What first struck me about these stories was the sense of loss that laces them together—loss of people, comfort, memory, health, place, and even identity. Yet the characters also find many things: identity, resolve, self-acceptance, and in some cases, peace. Losing and finding is a cycle of human experience, but I learned through reading these stories that it is a much more integral part of the trans and LGBTQ experience. I never had to accept my identity as a straight woman; I never had to worry about being accepted by others. But almost every main character in these stories has that worry, experiences that struggle. Specifically, Audrey in “Dashaway” haunts her old life, while Luke in “Horse Sale at the Jesus Saves Café” is haunted by someone he’s lost, signifying the feeling of always having one foot in one life, one in another.
Not a story passes without the mention of some animal or bird, and characters “prowl, purr, spit like cats,” have eyes like falcons, or possess “lupine focus.” In “Dashaway,” specifically—my favorite of the stories, and I did request a novelization of it—Malcolm Temko is described using lupine imagery, and likened to Caliban from The Tempest. He, more than any other character, is a beast of prey, constantly on the prowl for a victim.
I became so wrapped up in thematic connections, symbolism, and imagery, even as I write this review I realize it is not so much review as it is a semi-analysis in which I attempt to convey the depth of stories that, at times, caused me to ache because they were too short. After all, my book ended up looking like this:
I wanted more from “Dashaway,” but I wanted more from all of the stories—I wanted backstories, futures, resolutions.

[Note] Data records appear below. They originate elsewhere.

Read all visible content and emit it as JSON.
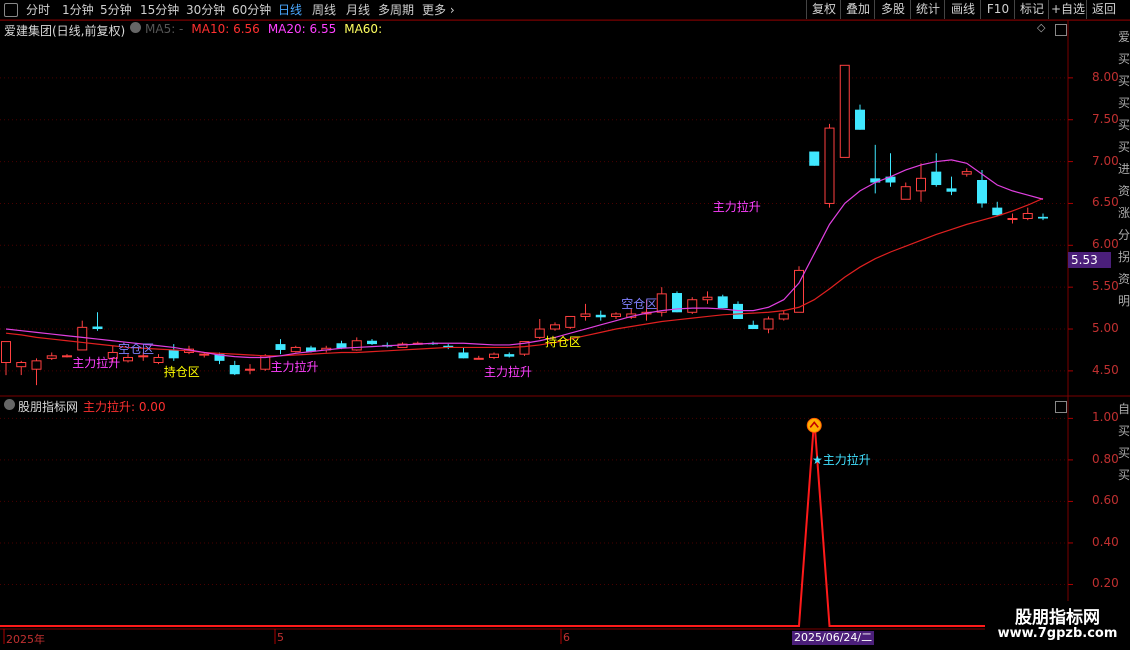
{
  "toolbar": {
    "periods": [
      "分时",
      "1分钟",
      "5分钟",
      "15分钟",
      "30分钟",
      "60分钟",
      "日线",
      "周线",
      "月线",
      "多周期",
      "更多"
    ],
    "active_period": "日线",
    "right_buttons": [
      "复权",
      "叠加",
      "多股",
      "统计",
      "画线",
      "F10",
      "标记",
      "+自选",
      "返回"
    ]
  },
  "main_chart": {
    "title": "爱建集团(日线,前复权)",
    "ma_labels": [
      {
        "text": "MA5: -",
        "color": "#555555"
      },
      {
        "text": "MA10: 6.56",
        "color": "#ff3030"
      },
      {
        "text": "MA20: 6.55",
        "color": "#ff40ff"
      },
      {
        "text": "MA60:",
        "color": "#ffff60"
      }
    ],
    "y_ticks": [
      "8.00",
      "7.50",
      "7.00",
      "6.50",
      "6.00",
      "5.50",
      "5.00",
      "4.50"
    ],
    "y_tick_values": [
      8.0,
      7.5,
      7.0,
      6.5,
      6.0,
      5.5,
      5.0,
      4.5
    ],
    "last_price": "5.53",
    "signals": [
      {
        "text": "主力拉升",
        "color": "#ff40ff",
        "bar": 5
      },
      {
        "text": "空仓区",
        "color": "#8080ff",
        "bar": 8
      },
      {
        "text": "持仓区",
        "color": "#ffff00",
        "bar": 11
      },
      {
        "text": "主力拉升",
        "color": "#ff40ff",
        "bar": 18
      },
      {
        "text": "主力拉升",
        "color": "#ff40ff",
        "bar": 32
      },
      {
        "text": "持仓区",
        "color": "#ffff00",
        "bar": 36
      },
      {
        "text": "空仓区",
        "color": "#8080ff",
        "bar": 41
      },
      {
        "text": "主力拉升",
        "color": "#ff40ff",
        "bar": 47
      }
    ],
    "right_edge_text": "爱买买买买买进资涨分拐资明"
  },
  "indicator_panel": {
    "title": "股朋指标网",
    "label": "主力拉升: 0.00",
    "annotation": "主力拉升",
    "y_ticks": [
      "1.00",
      "0.80",
      "0.60",
      "0.40",
      "0.20"
    ],
    "y_tick_values": [
      1.0,
      0.8,
      0.6,
      0.4,
      0.2
    ],
    "right_edge_text": "自买买买"
  },
  "x_axis": {
    "labels": [
      "2025年",
      "5",
      "6"
    ],
    "cursor_date": "2025/06/24/二"
  },
  "watermark": {
    "line1": "股朋指标网",
    "line2": "www.7gpzb.com"
  },
  "chart_data": {
    "type": "candlestick",
    "ylim": [
      4.2,
      8.5
    ],
    "candles": [
      {
        "o": 4.6,
        "h": 4.85,
        "l": 4.45,
        "c": 4.85
      },
      {
        "o": 4.55,
        "h": 4.62,
        "l": 4.45,
        "c": 4.6
      },
      {
        "o": 4.52,
        "h": 4.65,
        "l": 4.33,
        "c": 4.62
      },
      {
        "o": 4.65,
        "h": 4.72,
        "l": 4.63,
        "c": 4.68
      },
      {
        "o": 4.68,
        "h": 4.7,
        "l": 4.66,
        "c": 4.68
      },
      {
        "o": 4.75,
        "h": 5.1,
        "l": 4.75,
        "c": 5.02
      },
      {
        "o": 5.03,
        "h": 5.2,
        "l": 4.98,
        "c": 5.0
      },
      {
        "o": 4.65,
        "h": 4.8,
        "l": 4.6,
        "c": 4.72
      },
      {
        "o": 4.62,
        "h": 4.7,
        "l": 4.6,
        "c": 4.66
      },
      {
        "o": 4.68,
        "h": 4.72,
        "l": 4.62,
        "c": 4.68
      },
      {
        "o": 4.6,
        "h": 4.7,
        "l": 4.58,
        "c": 4.66
      },
      {
        "o": 4.75,
        "h": 4.82,
        "l": 4.62,
        "c": 4.65
      },
      {
        "o": 4.72,
        "h": 4.8,
        "l": 4.7,
        "c": 4.76
      },
      {
        "o": 4.7,
        "h": 4.72,
        "l": 4.66,
        "c": 4.7
      },
      {
        "o": 4.7,
        "h": 4.72,
        "l": 4.58,
        "c": 4.62
      },
      {
        "o": 4.57,
        "h": 4.62,
        "l": 4.45,
        "c": 4.46
      },
      {
        "o": 4.52,
        "h": 4.58,
        "l": 4.46,
        "c": 4.52
      },
      {
        "o": 4.52,
        "h": 4.7,
        "l": 4.5,
        "c": 4.68
      },
      {
        "o": 4.82,
        "h": 4.88,
        "l": 4.7,
        "c": 4.75
      },
      {
        "o": 4.73,
        "h": 4.8,
        "l": 4.72,
        "c": 4.78
      },
      {
        "o": 4.78,
        "h": 4.8,
        "l": 4.72,
        "c": 4.73
      },
      {
        "o": 4.75,
        "h": 4.8,
        "l": 4.72,
        "c": 4.77
      },
      {
        "o": 4.83,
        "h": 4.86,
        "l": 4.76,
        "c": 4.77
      },
      {
        "o": 4.75,
        "h": 4.9,
        "l": 4.74,
        "c": 4.86
      },
      {
        "o": 4.86,
        "h": 4.88,
        "l": 4.81,
        "c": 4.82
      },
      {
        "o": 4.81,
        "h": 4.84,
        "l": 4.78,
        "c": 4.79
      },
      {
        "o": 4.78,
        "h": 4.84,
        "l": 4.78,
        "c": 4.82
      },
      {
        "o": 4.83,
        "h": 4.85,
        "l": 4.82,
        "c": 4.83
      },
      {
        "o": 4.83,
        "h": 4.85,
        "l": 4.81,
        "c": 4.82
      },
      {
        "o": 4.8,
        "h": 4.82,
        "l": 4.76,
        "c": 4.78
      },
      {
        "o": 4.72,
        "h": 4.78,
        "l": 4.65,
        "c": 4.65
      },
      {
        "o": 4.65,
        "h": 4.68,
        "l": 4.64,
        "c": 4.65
      },
      {
        "o": 4.66,
        "h": 4.72,
        "l": 4.64,
        "c": 4.7
      },
      {
        "o": 4.7,
        "h": 4.72,
        "l": 4.66,
        "c": 4.67
      },
      {
        "o": 4.7,
        "h": 4.85,
        "l": 4.68,
        "c": 4.85
      },
      {
        "o": 4.9,
        "h": 5.12,
        "l": 4.88,
        "c": 5.0
      },
      {
        "o": 5.0,
        "h": 5.08,
        "l": 4.98,
        "c": 5.05
      },
      {
        "o": 5.02,
        "h": 5.15,
        "l": 5.0,
        "c": 5.15
      },
      {
        "o": 5.15,
        "h": 5.3,
        "l": 5.1,
        "c": 5.18
      },
      {
        "o": 5.17,
        "h": 5.22,
        "l": 5.1,
        "c": 5.14
      },
      {
        "o": 5.15,
        "h": 5.2,
        "l": 5.12,
        "c": 5.18
      },
      {
        "o": 5.14,
        "h": 5.24,
        "l": 5.12,
        "c": 5.18
      },
      {
        "o": 5.18,
        "h": 5.35,
        "l": 5.1,
        "c": 5.2
      },
      {
        "o": 5.2,
        "h": 5.5,
        "l": 5.15,
        "c": 5.42
      },
      {
        "o": 5.43,
        "h": 5.45,
        "l": 5.2,
        "c": 5.2
      },
      {
        "o": 5.2,
        "h": 5.38,
        "l": 5.18,
        "c": 5.35
      },
      {
        "o": 5.35,
        "h": 5.45,
        "l": 5.3,
        "c": 5.38
      },
      {
        "o": 5.39,
        "h": 5.41,
        "l": 5.25,
        "c": 5.25
      },
      {
        "o": 5.3,
        "h": 5.33,
        "l": 5.12,
        "c": 5.12
      },
      {
        "o": 5.05,
        "h": 5.1,
        "l": 5.0,
        "c": 5.0
      },
      {
        "o": 5.0,
        "h": 5.15,
        "l": 4.95,
        "c": 5.12
      },
      {
        "o": 5.12,
        "h": 5.22,
        "l": 5.1,
        "c": 5.18
      },
      {
        "o": 5.2,
        "h": 5.75,
        "l": 5.2,
        "c": 5.7
      },
      {
        "o": 7.12,
        "h": 7.12,
        "l": 6.95,
        "c": 6.95
      },
      {
        "o": 6.5,
        "h": 7.45,
        "l": 6.45,
        "c": 7.4
      },
      {
        "o": 7.05,
        "h": 8.15,
        "l": 7.05,
        "c": 8.15
      },
      {
        "o": 7.62,
        "h": 7.68,
        "l": 7.38,
        "c": 7.38
      },
      {
        "o": 6.8,
        "h": 7.2,
        "l": 6.62,
        "c": 6.75
      },
      {
        "o": 6.82,
        "h": 7.1,
        "l": 6.7,
        "c": 6.75
      },
      {
        "o": 6.55,
        "h": 6.75,
        "l": 6.55,
        "c": 6.7
      },
      {
        "o": 6.65,
        "h": 6.98,
        "l": 6.52,
        "c": 6.8
      },
      {
        "o": 6.88,
        "h": 7.1,
        "l": 6.7,
        "c": 6.72
      },
      {
        "o": 6.68,
        "h": 6.82,
        "l": 6.6,
        "c": 6.64
      },
      {
        "o": 6.85,
        "h": 6.92,
        "l": 6.82,
        "c": 6.88
      },
      {
        "o": 6.78,
        "h": 6.9,
        "l": 6.45,
        "c": 6.5
      },
      {
        "o": 6.45,
        "h": 6.52,
        "l": 6.35,
        "c": 6.36
      },
      {
        "o": 6.32,
        "h": 6.38,
        "l": 6.26,
        "c": 6.32
      },
      {
        "o": 6.32,
        "h": 6.45,
        "l": 6.3,
        "c": 6.38
      },
      {
        "o": 6.34,
        "h": 6.38,
        "l": 6.3,
        "c": 6.32
      }
    ],
    "ma10": [
      4.95,
      4.93,
      4.9,
      4.88,
      4.86,
      4.84,
      4.82,
      4.8,
      4.78,
      4.77,
      4.76,
      4.75,
      4.74,
      4.72,
      4.71,
      4.7,
      4.69,
      4.68,
      4.68,
      4.69,
      4.7,
      4.71,
      4.72,
      4.72,
      4.73,
      4.74,
      4.75,
      4.76,
      4.77,
      4.78,
      4.78,
      4.78,
      4.78,
      4.78,
      4.79,
      4.81,
      4.84,
      4.88,
      4.92,
      4.96,
      5.0,
      5.03,
      5.06,
      5.09,
      5.11,
      5.13,
      5.15,
      5.17,
      5.18,
      5.19,
      5.2,
      5.22,
      5.26,
      5.35,
      5.48,
      5.62,
      5.74,
      5.84,
      5.92,
      5.99,
      6.06,
      6.13,
      6.19,
      6.25,
      6.3,
      6.35,
      6.41,
      6.48,
      6.56
    ],
    "ma20": [
      5.0,
      4.98,
      4.96,
      4.94,
      4.92,
      4.9,
      4.88,
      4.86,
      4.84,
      4.82,
      4.8,
      4.78,
      4.75,
      4.72,
      4.69,
      4.67,
      4.66,
      4.66,
      4.68,
      4.71,
      4.73,
      4.75,
      4.77,
      4.78,
      4.79,
      4.8,
      4.81,
      4.82,
      4.83,
      4.83,
      4.83,
      4.82,
      4.81,
      4.81,
      4.83,
      4.86,
      4.9,
      4.95,
      5.0,
      5.05,
      5.1,
      5.15,
      5.19,
      5.22,
      5.24,
      5.25,
      5.25,
      5.24,
      5.22,
      5.22,
      5.26,
      5.35,
      5.55,
      5.9,
      6.25,
      6.5,
      6.65,
      6.75,
      6.82,
      6.9,
      6.96,
      7.0,
      7.02,
      6.98,
      6.85,
      6.72,
      6.65,
      6.6,
      6.55
    ],
    "indicator": [
      0,
      0,
      0,
      0,
      0,
      0,
      0,
      0,
      0,
      0,
      0,
      0,
      0,
      0,
      0,
      0,
      0,
      0,
      0,
      0,
      0,
      0,
      0,
      0,
      0,
      0,
      0,
      0,
      0,
      0,
      0,
      0,
      0,
      0,
      0,
      0,
      0,
      0,
      0,
      0,
      0,
      0,
      0,
      0,
      0,
      0,
      0,
      0,
      0,
      0,
      0,
      0,
      0,
      1,
      0,
      0,
      0,
      0,
      0,
      0,
      0,
      0,
      0,
      0,
      0,
      0,
      0,
      0,
      0
    ],
    "indicator_ylim": [
      0,
      1.05
    ]
  }
}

I wanted more from “Nest”—to see the relationship between father and children, to see the change, over time, in the father. I wished I’d known more about the relationship between Clay and Shawn in “This Little Size of Dying.” I craved directness and specifics from Faun’s rhetorical play in “Faun Tells All.” However, I came to understand that those things are not always possible, because so often the characters were living through and in the midst of things. It is a testament to Rafe’s ability to write characters, though, that I always wanted to know more about and see more from his characters.
The most complete story, for me, was “The Only Living Boy in New York,” because I felt like I knew the main character better than I knew any other—and I felt like he had traveled farthest on the road to finding everything that made him complete.
Through so many poignant moments—characters wishing, remembering, loving, yearning, becoming—I came to understand Rafe wrote from the very core of his being, where he finally rose “from ashes and leftover scraps abandoned. The first song sung in a book of broken hymns after all the candles have melted and hardened. [1]”
He could not have chosen a better epigraph to preface his work.